On 8/10/2015 7:23 PM, Victor Stinner wrote:
But in any event, I don't see the distinction between calling str.format(), and calling each object's __format__ method. Both are compliant with the PEP, which doesn't specify exactly how the transformation is done.
When I read the PEP for the first time, I understood that you reimplemented str.format() using the __format__() methods. So i understood that it's a new formatting language and it would be tricky to reimplement it, for example in a library providing i18n with f-string syntax (I'm not sure that it's feasible, it's just an example). I also expected many subtle differences between .format() and f-string.
In fact, f-string is quite standard and not new, it's just a compact syntax to call .format() (well, with some minor and acceptable subtle differences). For me, it's a good thing to rely on the existing .format() method because it's well known (no need to learn a new formatting language).
Maybe you should rephrase some parts of your PEP and rewrite some examples to say that's it's "just" a compact syntax to call .format().
Okay. I'll look at it.
For me, calling __format__() multiple times or format() once matters, for performances, because I contributed to the implementation of _PyUnicodeWriter. I spent a lot of time to keep good performances when the implementation of Unicode was rewritten for the PEP 393. With this PEP, writing an efficient implementation is much harder. The dummy benchmark is to compare Python 2.7 str.format() (bytes!) to Python 3 str.format() (Unicode!). Users want similar performances! If I recall correctly, Python 3 is not bad (faster is some corner cases).
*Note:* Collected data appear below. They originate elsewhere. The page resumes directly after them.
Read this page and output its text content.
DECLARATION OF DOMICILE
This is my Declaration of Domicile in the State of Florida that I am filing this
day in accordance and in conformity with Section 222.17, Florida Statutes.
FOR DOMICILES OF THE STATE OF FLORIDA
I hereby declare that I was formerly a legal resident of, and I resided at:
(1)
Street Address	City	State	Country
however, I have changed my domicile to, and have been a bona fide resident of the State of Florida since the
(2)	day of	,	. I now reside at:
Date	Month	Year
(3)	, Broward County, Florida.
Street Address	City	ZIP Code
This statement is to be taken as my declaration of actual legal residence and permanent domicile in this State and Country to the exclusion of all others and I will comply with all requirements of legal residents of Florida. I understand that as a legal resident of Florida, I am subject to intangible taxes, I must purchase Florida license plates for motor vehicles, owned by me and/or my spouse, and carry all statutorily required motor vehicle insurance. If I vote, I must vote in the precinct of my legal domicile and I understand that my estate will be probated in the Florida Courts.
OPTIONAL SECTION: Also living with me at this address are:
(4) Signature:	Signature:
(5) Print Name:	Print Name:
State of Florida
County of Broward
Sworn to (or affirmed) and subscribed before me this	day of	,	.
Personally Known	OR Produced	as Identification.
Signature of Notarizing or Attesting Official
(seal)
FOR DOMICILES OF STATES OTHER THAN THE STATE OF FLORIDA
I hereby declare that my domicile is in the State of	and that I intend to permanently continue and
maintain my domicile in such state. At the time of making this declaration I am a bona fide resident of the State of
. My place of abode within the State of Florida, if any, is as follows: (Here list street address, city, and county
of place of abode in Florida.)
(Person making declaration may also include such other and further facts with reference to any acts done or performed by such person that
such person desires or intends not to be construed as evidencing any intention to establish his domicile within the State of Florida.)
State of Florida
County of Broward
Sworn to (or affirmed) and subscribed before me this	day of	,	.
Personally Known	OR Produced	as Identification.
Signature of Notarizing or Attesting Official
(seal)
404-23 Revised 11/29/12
'{} {}'.format(datetime.datetime.now(), decimal.Decimal('100')) calls __format__() twice. It's only special cased to not call __format__ for str, int, float, and complex. I'll grant you that most of the cases it will ever be used for are thus special cased.
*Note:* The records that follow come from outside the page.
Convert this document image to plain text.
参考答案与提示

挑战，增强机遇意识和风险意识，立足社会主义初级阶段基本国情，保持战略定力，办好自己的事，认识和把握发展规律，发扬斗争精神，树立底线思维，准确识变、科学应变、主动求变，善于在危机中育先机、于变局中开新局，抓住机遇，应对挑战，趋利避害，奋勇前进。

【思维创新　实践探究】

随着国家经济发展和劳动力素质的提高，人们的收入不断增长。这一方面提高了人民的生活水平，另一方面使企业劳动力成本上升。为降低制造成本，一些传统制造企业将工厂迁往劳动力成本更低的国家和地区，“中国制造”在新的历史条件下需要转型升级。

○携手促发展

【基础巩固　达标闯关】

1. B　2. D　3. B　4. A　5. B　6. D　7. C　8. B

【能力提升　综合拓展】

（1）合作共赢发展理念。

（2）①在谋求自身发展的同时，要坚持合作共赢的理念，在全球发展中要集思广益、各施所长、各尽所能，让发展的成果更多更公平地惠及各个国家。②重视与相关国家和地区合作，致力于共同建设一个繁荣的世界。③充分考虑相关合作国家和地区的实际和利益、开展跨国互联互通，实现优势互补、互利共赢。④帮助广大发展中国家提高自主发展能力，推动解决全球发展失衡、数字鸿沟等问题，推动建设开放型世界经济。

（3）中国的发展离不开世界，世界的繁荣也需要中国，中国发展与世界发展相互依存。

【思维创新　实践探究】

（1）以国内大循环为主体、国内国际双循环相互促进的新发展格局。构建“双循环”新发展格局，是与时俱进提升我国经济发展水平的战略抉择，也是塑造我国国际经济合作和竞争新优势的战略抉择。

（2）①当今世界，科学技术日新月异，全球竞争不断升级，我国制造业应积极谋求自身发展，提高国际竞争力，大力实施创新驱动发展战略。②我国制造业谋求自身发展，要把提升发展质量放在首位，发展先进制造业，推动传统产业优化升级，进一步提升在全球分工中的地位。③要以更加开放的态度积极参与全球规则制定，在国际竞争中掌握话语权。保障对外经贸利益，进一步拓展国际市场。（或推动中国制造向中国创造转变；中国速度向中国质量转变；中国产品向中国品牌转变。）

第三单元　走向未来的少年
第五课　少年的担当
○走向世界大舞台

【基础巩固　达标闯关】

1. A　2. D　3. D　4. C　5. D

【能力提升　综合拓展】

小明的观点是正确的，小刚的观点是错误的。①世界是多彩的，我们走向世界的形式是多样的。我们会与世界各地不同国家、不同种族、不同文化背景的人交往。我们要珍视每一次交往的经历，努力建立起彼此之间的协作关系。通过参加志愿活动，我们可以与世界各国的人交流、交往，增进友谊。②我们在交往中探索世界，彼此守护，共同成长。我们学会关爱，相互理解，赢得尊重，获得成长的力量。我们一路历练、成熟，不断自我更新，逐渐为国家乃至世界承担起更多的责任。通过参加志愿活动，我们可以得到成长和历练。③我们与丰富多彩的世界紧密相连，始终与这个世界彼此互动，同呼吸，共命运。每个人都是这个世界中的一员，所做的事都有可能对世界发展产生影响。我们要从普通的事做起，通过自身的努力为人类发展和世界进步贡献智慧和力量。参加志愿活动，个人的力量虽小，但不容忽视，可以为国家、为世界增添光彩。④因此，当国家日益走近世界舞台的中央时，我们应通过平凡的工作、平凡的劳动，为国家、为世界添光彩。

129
Concatenate temporary strings is less efficient Than _PyUnicodeWriter (single buffer) when you have UCS-1, UCS-2 and UCS-4 strings (1/2/4 bytes per character). It's more efficient to write directly into the final format (UCS-1/2/4), even if you may need to convert the buffer from UCS-1 to UCS-2 (and maybe even one more time to UCS-4).
As I said, after it's benchmarked, I'll look at it. It's not a user-visible change. And thanks for your work on _PyUnicodeWriter. Eric.